Island Health stated that a second incident Tuesday involving the “non-containment” of surface water posed no risk to the public.
“On-site inspections suggest that the flow of water across the site, the modifications for site containment since Friday, [the] volume of water released, and the dilution in high stream flow conditions all maintained protection of the lake,” the agency said.
Sonia Furstenau, a director with the Cowichan Valley Regional District, said the test results provide little comfort to area residents.
“The water sampling at this point isn’t the issue,” she said. “The issue is that the engineering is supposed to be fail-safe, and the engineering is supposed to ensure that no water escapes this site.
“So I’m happy there’s no contamination being detected at this point going into the lake and into the drinking water. But I have no faith whatsoever that we can rely on the engineering at this site to protect us in any way.”

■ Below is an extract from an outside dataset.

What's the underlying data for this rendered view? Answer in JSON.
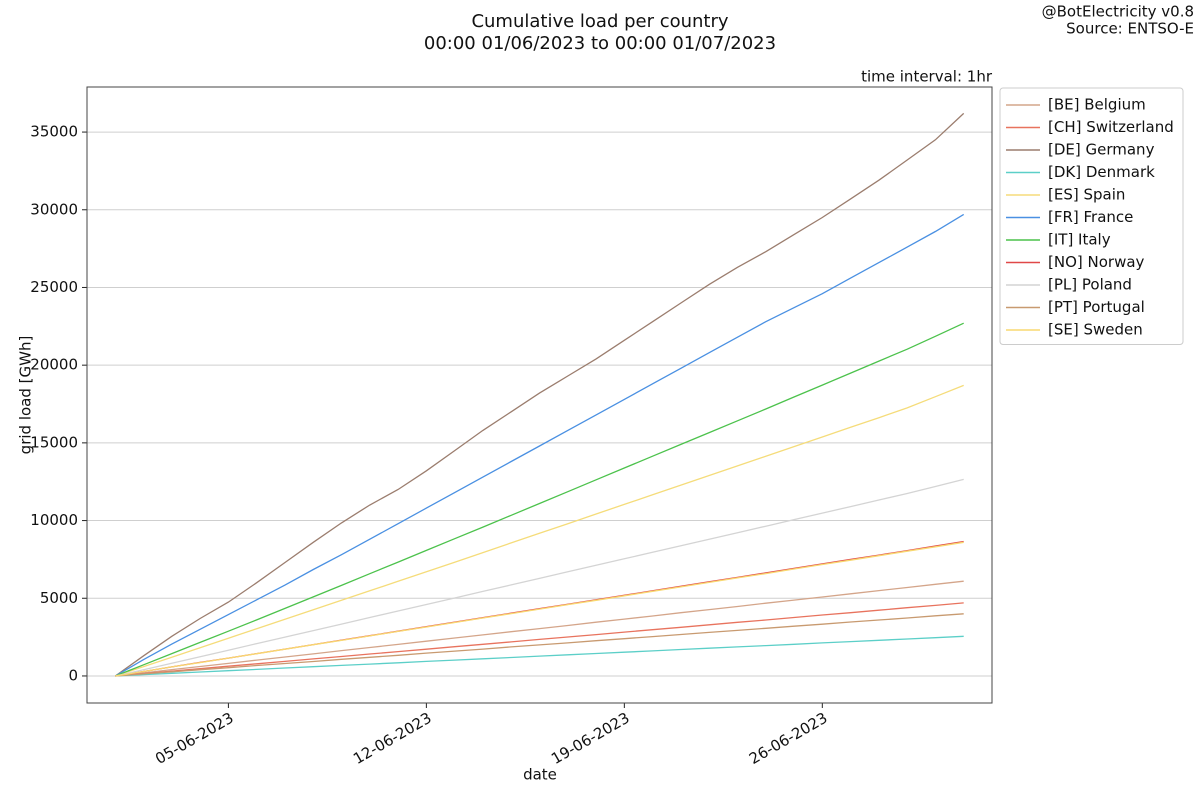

Cobble Hill Holdings Ltd., which owns the landfill and has a permit to store up to 100,000 tonnes of contaminated soil a year, says its containment and treatment systems are functioning as designed.

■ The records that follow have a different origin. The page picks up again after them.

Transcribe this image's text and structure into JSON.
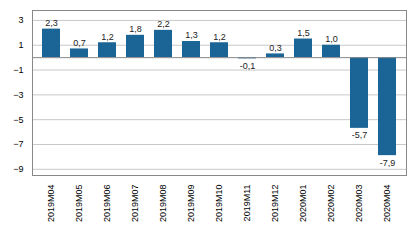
{
  "chart_data": {
    "type": "bar",
    "categories": [
      "2019M04",
      "2019M05",
      "2019M06",
      "2019M07",
      "2019M08",
      "2019M09",
      "2019M10",
      "2019M11",
      "2019M12",
      "2020M01",
      "2020M02",
      "2020M03",
      "2020M04"
    ],
    "values": [
      2.3,
      0.7,
      1.2,
      1.8,
      2.2,
      1.3,
      1.2,
      -0.1,
      0.3,
      1.5,
      1.0,
      -5.7,
      -7.9
    ],
    "value_labels": [
      "2,3",
      "0,7",
      "1,2",
      "1,8",
      "2,2",
      "1,3",
      "1,2",
      "-0,1",
      "0,3",
      "1,5",
      "1,0",
      "-5,7",
      "-7,9"
    ],
    "color": "#1a6496",
    "ylim": [
      -9.5,
      3.8
    ],
    "yticks": [
      -9,
      -7,
      -5,
      -3,
      -1,
      1,
      3
    ],
    "grid": true,
    "data_labels": true
  }
}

“There has never been a breach of any of our systems,” president Mike Kelly said in an email Tuesday.
Island Health issued the water advisory Friday due to “a suspected overflow of water” from the site.
The advisory warned people against drawing water from the south end of the lake for drinking, bathing, personal hygiene or food preparation.
Island Health said Tuesday that there are no licensed drinking water systems — defined as those serving a business or more than two residences — that draw water from that area of the lake.
A number of private residences however, are licensed by the Ministry of Forests, Lands and Natural Resource Operations to draw water from the lake.
The ministry said there are 187 domestic water licences for Shawnigan Lake, although not all of them are active.
“It is generally assumed that some private residents who draw water from the lake may not properly treat the water; hence the cautionary advisory to not use the water was issued,” Island Health said.
Cowichan Valley NDP MLA Bill Routley called for Polak to shut down the landfill in light of ongoing problems.
“The reality is that when the tests come back and show that there’s contamination, it will be too late,” he said. “That’s when the system has failed.”
Polak, however, said government scientists make decisions about permits free from political interference. “In addition to that, recommendations to the minister with respect to any compliance or enforcement action are also made by government scientists independent of political interference.”